As for the comparison to Price, I’m not sure what to make of it. During his career, Price was voted to 4 All NBA teams and received some consideration for the MVP award. So during his peak he was a pretty good player. However Price’s career ended early. He began to decline at the age of 30 and played his last season at the age of 33. On the other hand Nash has aged well. He won his first MVP at the age of 30, and last year at 33 Nash made the All NBA second team. Considering that Nash is still playing at a high level at the age of 34 (a point that Simmons makes by showing Nash’s numbers this season to be identical to his All Star year in Dallas), it’s clear that Nash’s career has already and will continue to eclipse Price’s. From my perspective Mark Price is to Steve Nash as Shawn Kemp is to Karl Malone.
It’s unfortunate because I understand Simmons’ point. Steve Nash’s assists ballooned under D’Antoni due to the style of play. Nash had the ball in his hand frequently due to the fast paced point guard emphasized offense. So Nash was able to rack up more assists than someone playing for one of the Van Gundys. This is common in just about every sport, but Simmons claims the opposite:
Which brings me to my point, and I swear I have one: Of the four major sports, only in basketball is the historical fate of everyone from borderline All-Star to borderline superstar determined entirely by his situation.
In football, we sometimes see great players trapped on abominable teams (Barry Sanders, Archie Manning) and good players hitting the team lottery (Jim Kelly, Franco Harris), but we can usually tell either way.
You have to wonder what Simmons was on when he wrote that.
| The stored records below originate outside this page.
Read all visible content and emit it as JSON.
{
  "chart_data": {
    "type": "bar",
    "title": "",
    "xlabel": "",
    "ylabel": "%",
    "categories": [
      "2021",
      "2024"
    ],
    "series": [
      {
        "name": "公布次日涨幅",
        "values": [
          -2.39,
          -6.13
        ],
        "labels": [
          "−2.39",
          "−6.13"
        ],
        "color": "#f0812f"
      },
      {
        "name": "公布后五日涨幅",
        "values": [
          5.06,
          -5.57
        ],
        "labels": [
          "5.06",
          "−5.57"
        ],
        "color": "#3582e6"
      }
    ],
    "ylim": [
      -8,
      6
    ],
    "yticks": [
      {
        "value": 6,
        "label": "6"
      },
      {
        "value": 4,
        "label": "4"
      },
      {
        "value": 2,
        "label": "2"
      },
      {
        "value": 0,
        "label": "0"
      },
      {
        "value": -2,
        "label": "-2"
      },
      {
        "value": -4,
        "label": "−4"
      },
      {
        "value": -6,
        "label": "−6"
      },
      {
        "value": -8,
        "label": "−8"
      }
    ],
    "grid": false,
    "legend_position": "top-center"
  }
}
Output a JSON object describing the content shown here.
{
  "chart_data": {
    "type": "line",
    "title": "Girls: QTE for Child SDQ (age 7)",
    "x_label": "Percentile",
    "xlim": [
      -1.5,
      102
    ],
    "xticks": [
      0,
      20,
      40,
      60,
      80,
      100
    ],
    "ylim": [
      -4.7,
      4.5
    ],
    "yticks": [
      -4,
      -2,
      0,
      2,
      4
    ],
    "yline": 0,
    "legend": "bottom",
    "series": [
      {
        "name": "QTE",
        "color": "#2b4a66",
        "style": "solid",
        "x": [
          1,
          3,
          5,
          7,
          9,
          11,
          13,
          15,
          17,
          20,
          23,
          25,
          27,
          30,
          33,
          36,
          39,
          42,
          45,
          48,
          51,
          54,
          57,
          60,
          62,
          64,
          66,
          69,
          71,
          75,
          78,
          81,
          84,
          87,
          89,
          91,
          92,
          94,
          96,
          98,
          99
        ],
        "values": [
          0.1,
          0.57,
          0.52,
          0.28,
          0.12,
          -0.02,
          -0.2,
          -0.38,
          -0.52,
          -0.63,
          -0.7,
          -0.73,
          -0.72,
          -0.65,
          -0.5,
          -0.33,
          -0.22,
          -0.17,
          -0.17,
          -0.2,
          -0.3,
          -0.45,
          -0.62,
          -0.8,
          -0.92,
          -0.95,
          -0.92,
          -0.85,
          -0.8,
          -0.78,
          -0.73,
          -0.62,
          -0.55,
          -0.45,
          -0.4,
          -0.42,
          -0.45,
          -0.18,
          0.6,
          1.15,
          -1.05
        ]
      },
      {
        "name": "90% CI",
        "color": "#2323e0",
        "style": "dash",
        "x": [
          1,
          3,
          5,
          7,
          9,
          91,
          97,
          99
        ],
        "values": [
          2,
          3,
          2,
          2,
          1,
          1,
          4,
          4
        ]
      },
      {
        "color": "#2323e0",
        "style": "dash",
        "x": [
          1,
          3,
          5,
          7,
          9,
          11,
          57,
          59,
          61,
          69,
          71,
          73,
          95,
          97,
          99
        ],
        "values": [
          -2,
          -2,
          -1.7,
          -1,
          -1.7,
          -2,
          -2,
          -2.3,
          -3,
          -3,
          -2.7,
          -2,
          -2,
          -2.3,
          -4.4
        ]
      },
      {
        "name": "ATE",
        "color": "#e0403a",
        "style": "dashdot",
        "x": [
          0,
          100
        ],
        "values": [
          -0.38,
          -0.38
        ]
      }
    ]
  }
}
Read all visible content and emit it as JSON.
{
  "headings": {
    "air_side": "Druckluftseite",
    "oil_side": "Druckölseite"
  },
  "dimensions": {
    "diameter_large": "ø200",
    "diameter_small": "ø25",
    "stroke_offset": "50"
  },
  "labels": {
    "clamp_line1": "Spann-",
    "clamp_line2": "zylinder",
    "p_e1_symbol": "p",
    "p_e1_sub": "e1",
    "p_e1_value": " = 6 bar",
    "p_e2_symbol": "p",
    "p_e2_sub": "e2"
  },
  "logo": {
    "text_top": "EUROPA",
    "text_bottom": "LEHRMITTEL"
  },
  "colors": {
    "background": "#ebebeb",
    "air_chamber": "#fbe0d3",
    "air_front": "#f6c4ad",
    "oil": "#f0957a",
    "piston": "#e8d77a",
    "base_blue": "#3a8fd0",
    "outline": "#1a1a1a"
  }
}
In the NFL, players are consistently a product of their situation. Kurt Warner is a prime example. When he played for the Rams, Warner was highly effective, twice throwing for more than 4300 yards and 36 TDs. But when placed on a Giants team with a different system, Warner’s play was so bad he lost the starting job. This year in Arizona, Warner was mentioned as a possible MVP candidate. So unlike Simmons’ claim, an NFL player can go from backup to superstar depending on their situation.
But a more appropriate example for Nash might be Tom Brady. In 2007 Brady threw for 50 TDs, nearly twice his career average. Did Brady all of a sudden become more talented? No. Rather the Patriots changed their offense which emphasized his strengths. And you can say the same thing for Nash. D’Antoni’s system increased his stats to the point where a PG in a traditional system might not be able to reach. However Nash still had to perform at a high level to attain those stats. Saying the system turned a regular starter into an MVP is a stretch whether you’re applying that to Steve Nash or Tom Brady.
Arguing D’Antoni’s system was ideal for Nash to win games and put up eye popping numbers seems reasonable. Arguing that Nash’s numbers were inflated by the offense that the team ran is also logical, and that he might not have been the best player in those two seasons is rational. Simmons could have written an article that showed that Nash and D’Antoni were fortunate enough to cross paths having a synergistic effect on each other.
Instead he uses old cliches and false analogies in attempt to assert his opinion. Simmons blames statistics for the problem, and says “stat geeks” as the ones responsible for falling in love with Nash’s inflated numbers. But as this APBRmetrics poll from 2005 showed most numerical analysts didn’t have Nash as a top 3 MVP candidate that year. Ironically if Simmons had a rudimentary understanding of statistics, he would have understood the concept of pace, and could have better articulated his position on Nash. Oh well, maybe next year.